The MC Agenda, Principles and Moves are broadly the same as those of Apocalypse World; the underlying power structure at the table is essentially the same. What is different is what the game's challenges are built around: in Apocalypse World, they're built around fundamental scarcities that shape human nature. Here, they're built about the Eight Winds of Chaos.

In Rogue Trader, the characters tend to be wealthy, established members of a galaxy-spanning empire, command ships the size of cities, and have a trove of resources at their beck and call. While there's plenty of scarcity to go around, it's not quite the fundamental issue it is in Apocalypse World. It took me a while, but I realised that the essential challenge to the players in the Moorcockian world of the 41st Millenium is Chaos in all its myriad forms; and furthermore, it could be divided up into a clear series of threatening forces: the Eight Winds of Chaos.

LUST
HUBRIS
AMBITION
ZEAL
RAGE
FEAR
DECAY
HUNGER


The four compass points (Lust, Ambition, Rage, and Decay) are closely associated with the traditional Chaos Gods, while the other four points cover perhaps more subtle threats that blow across the galaxy. Each covers a myriad of sins, and could easily drive any number of potential threats, both from within and without. A Tech-Priest who desires the secrets of the distant past is driven by Lust, while a Space Marine who holds his men above the masses of humanity is buffeted by Hubris. An Ork Warlord may be inspired to launch a Waaaagh through Zealous faith in Gork and Mork, or through Rage at being wronged by a particular Imperial commander, or through Ambition to be counted among the great Warlords of all time.
+++THOUGHT FOR THE DAY: Ambition knows no bounds.+++

Rogue Trader: Apocalypse

The four compass points (Lust, Ambition, Rage, and Decay) are closely associated with the traditional Chaos Gods,

Damn, I never thought of it like that, with Tzeentch symbolizing ambition. That makes a lot of sense, actually. And the rest of your eight-pointed compass of doom is really quite good, too. If anything, I think maybe Hubris and Ambition are too similar? I've always thought of it that way. Maybe Greed should go between Lust and Ambition (or change Ambition to Hubris), unless Greed is too similar to Hunger.
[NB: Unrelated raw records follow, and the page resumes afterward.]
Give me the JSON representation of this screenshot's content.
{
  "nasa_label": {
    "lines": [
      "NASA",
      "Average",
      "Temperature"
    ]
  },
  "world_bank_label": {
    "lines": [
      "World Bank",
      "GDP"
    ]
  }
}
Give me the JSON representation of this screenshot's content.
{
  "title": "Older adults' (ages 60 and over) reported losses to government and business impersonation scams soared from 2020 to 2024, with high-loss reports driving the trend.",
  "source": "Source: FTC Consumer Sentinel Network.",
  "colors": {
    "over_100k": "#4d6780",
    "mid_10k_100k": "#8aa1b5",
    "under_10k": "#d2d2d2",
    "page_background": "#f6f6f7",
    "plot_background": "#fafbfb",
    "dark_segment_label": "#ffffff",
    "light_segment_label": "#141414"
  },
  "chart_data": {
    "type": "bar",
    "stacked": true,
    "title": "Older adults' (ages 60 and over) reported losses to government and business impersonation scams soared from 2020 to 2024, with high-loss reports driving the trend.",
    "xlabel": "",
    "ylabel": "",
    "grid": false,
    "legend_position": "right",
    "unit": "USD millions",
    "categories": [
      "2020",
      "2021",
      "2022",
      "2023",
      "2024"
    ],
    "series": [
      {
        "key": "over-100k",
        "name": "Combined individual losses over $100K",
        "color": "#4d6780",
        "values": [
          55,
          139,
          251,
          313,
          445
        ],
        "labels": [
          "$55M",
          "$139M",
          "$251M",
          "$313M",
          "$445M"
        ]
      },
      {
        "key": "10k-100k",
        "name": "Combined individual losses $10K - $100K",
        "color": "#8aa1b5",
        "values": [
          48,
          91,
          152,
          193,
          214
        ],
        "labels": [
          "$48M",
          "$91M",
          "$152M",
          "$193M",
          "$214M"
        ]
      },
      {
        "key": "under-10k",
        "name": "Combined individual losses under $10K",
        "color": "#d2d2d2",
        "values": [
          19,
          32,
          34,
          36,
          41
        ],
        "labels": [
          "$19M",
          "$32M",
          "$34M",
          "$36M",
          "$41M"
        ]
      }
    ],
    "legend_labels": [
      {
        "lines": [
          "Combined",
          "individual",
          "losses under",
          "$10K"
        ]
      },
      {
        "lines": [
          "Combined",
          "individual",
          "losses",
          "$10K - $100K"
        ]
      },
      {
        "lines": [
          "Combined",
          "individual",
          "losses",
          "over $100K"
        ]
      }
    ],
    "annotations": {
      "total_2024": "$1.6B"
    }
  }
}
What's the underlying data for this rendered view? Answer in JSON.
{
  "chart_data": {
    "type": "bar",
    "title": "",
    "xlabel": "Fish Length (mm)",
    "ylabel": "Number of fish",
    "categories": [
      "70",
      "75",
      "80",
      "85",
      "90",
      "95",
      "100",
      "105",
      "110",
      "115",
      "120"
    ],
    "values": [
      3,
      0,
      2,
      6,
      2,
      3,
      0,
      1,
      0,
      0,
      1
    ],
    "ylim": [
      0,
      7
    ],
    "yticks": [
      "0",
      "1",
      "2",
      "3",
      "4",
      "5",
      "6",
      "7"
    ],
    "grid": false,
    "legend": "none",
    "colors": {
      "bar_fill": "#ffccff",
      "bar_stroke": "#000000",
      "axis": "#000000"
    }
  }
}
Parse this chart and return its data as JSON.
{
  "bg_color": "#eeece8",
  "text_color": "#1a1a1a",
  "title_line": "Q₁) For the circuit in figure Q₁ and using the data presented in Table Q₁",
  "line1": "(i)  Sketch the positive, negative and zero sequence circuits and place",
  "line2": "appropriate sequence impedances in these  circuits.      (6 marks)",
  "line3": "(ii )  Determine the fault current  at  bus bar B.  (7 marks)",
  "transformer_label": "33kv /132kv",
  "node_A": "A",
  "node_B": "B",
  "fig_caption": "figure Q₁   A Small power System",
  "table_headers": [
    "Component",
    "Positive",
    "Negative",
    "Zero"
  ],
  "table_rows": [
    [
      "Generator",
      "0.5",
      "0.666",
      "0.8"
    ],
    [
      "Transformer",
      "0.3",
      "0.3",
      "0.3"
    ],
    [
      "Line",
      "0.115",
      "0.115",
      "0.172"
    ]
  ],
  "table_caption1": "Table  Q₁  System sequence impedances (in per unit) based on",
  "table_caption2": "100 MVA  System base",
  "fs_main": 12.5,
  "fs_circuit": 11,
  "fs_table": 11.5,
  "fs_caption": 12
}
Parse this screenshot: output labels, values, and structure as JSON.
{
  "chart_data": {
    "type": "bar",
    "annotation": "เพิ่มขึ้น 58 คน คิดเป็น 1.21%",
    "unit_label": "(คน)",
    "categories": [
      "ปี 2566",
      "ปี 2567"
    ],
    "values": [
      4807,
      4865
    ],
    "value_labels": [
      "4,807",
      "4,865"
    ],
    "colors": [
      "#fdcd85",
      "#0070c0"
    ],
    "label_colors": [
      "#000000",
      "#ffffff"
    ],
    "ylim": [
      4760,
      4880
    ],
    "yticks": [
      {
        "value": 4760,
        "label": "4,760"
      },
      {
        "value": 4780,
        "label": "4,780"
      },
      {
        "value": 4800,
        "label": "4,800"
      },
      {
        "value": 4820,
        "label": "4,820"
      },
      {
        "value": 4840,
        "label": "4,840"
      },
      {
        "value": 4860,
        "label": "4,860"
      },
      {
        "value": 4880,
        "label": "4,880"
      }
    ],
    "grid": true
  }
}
Damn, I never thought of it like that, with Tzeentch symbolizing ambition. That makes a lot of sense, actually. And the rest of your eight-pointed compass of doom is really quite good, too. If anything, I think maybe Hubris and Ambition are too similar? I've always thought of it that way. Maybe Greed should go between Lust and Ambition (or change Ambition to Hubris), unless Greed is too similar to Hunger.

Actually, that's exactly how I started off, with Greed and Treachery sitting where Hubris and Ambition are now. My light bulb moment was that Treachery and Greed are each subsets of Ambition and Lust, which left me with a spot where Hubris now sits.

I think you may be right in saying that Hubris is too close to Ambition - initially, it was called Pride. Pride covers the sin of a planetary Governor who believes his forces impregnable to any assault, in addition to the Space Marine captain who sets his men above the common folk, or the radical Inquisitor who believes himself strong enough to resist the lure of Chaos while using its tools. In essence, it covers ignorance and the sense of superiority; it's meant to be the sin that brought down Lucifer, the Lightbringer. Hubris, as a word, doesn't really capture that - it's more the mad desire to challenge the forces of the world, which would come more closely under Ambition.